Students gathered in Science Hall room 103 to learn how to cook food with high nutritional value.
“I have come to this club hoping to learn about a new cooking style (and to) learn how to cook American and Italian cuisine, cuisines that I’m less familiar with,” Jennyfer Alvarenga, a FACS major from El Salvador, said.
The instructor, Linda Kitchel, started off the night by telling the students why this class is important.
“This will be a great opportunity for students to learn cooking skills and practice the skills that they have learned,” Kitchel said.
The menu for the students to learn for the night was scrambled eggs, southern biscuits and cinnamon rolls.
As students entered into the kitchen, they divided themselves up into smaller groups and began the cooking process.

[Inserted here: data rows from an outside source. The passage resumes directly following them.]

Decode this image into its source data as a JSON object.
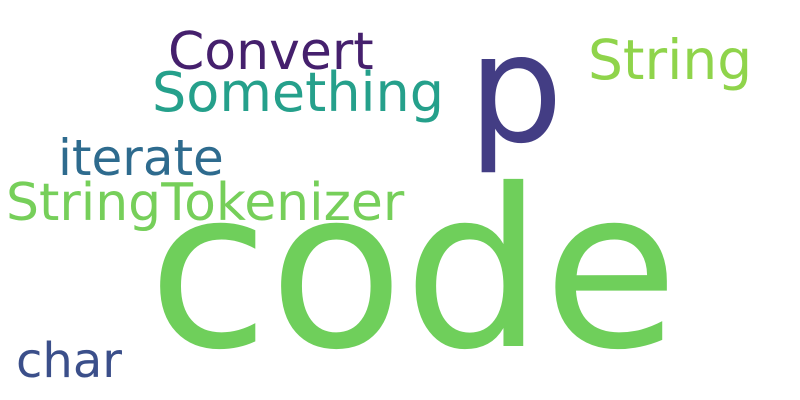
{
  "words": [
    {
      "id": "code",
      "text": "code",
      "color": "#6fcf5b"
    },
    {
      "id": "p",
      "text": "p",
      "color": "#433d84"
    },
    {
      "id": "convert",
      "text": "Convert",
      "color": "#45206d"
    },
    {
      "id": "something",
      "text": "Something",
      "color": "#25a08b"
    },
    {
      "id": "string",
      "text": "String",
      "color": "#8fd44b"
    },
    {
      "id": "iterate",
      "text": "iterate",
      "color": "#2e6b8e"
    },
    {
      "id": "tokenizer",
      "text": "StringTokenizer",
      "color": "#76cf5a"
    },
    {
      "id": "char",
      "text": "char",
      "color": "#3b4f8a"
    }
  ]
}
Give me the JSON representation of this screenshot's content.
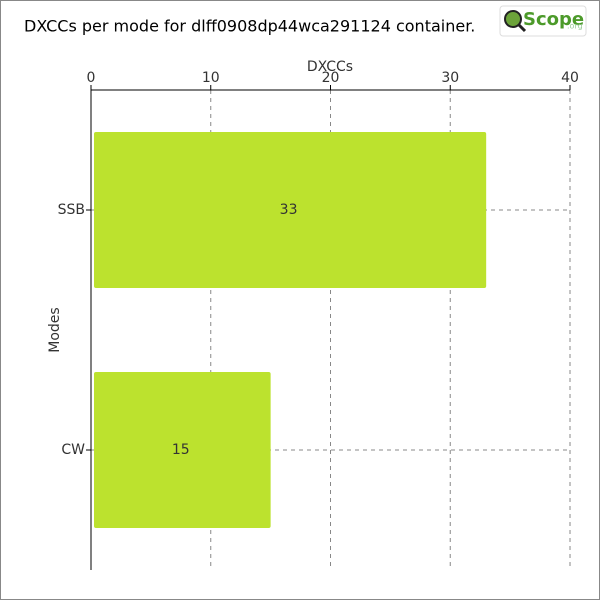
{
  "chart_data": {
    "type": "barh",
    "title": "DXCCs per mode for dlff0908dp44wca291124 container.",
    "xlabel": "DXCCs",
    "ylabel": "Modes",
    "categories": [
      "SSB",
      "CW"
    ],
    "values": [
      33,
      15
    ],
    "color": "#bce22e",
    "xlim": [
      0,
      40
    ],
    "xticks": [
      0,
      10,
      20,
      30,
      40
    ],
    "grid": true
  },
  "logo": {
    "name": "Scope",
    "suffix": ".org"
  }
}
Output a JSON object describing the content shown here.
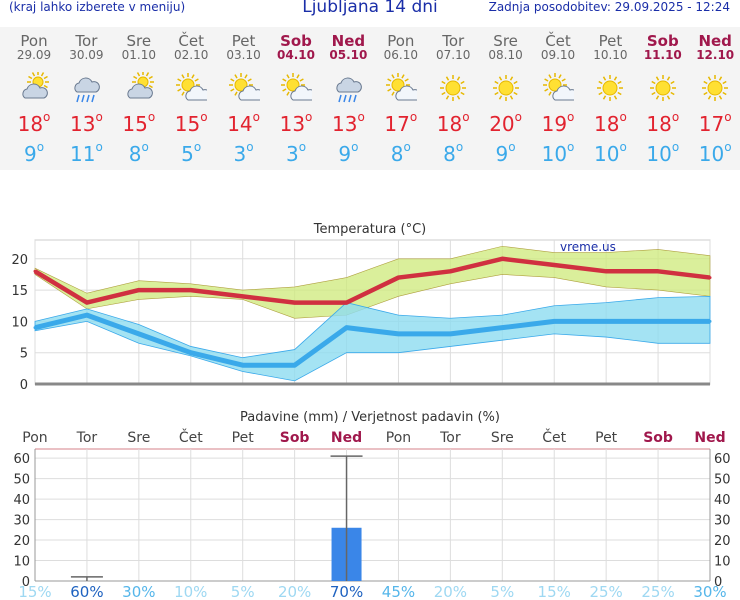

“I really like cooking, and I love to bake,” junior Brianna Coleman said. “That’s why I’m so excited about attending this club. I hope to learn new and more complicated recipes.”
When the students finished cooking, they gathered around the table to enjoy the food and each other’s company.
“It’s awesome to see so many people come out to learn about cooking,” Mikala Reinman, a junior biomedical sciences student, said. “As I prepare for my life after college, I want to learn more about independent living.”
After students shared the food with each other, the night came to a close after cleaning the kitchen.
According to Kitchel, her personal goal for the club is to help improve the diets of students in order for them to function better.
“It is important for the students to know what foods the body really needs and cook from scratch with natural ingredients,” Kitchel said.
According to Kitchel, she was excited about the turn out for the first-ever student-led culinary club.
“The response from the students was great tonight, and if the attendance is constantly high, we hope to divide into two sessions, which will give students more (of a) chance to put their hands on the food that they are making,” Kitchel said.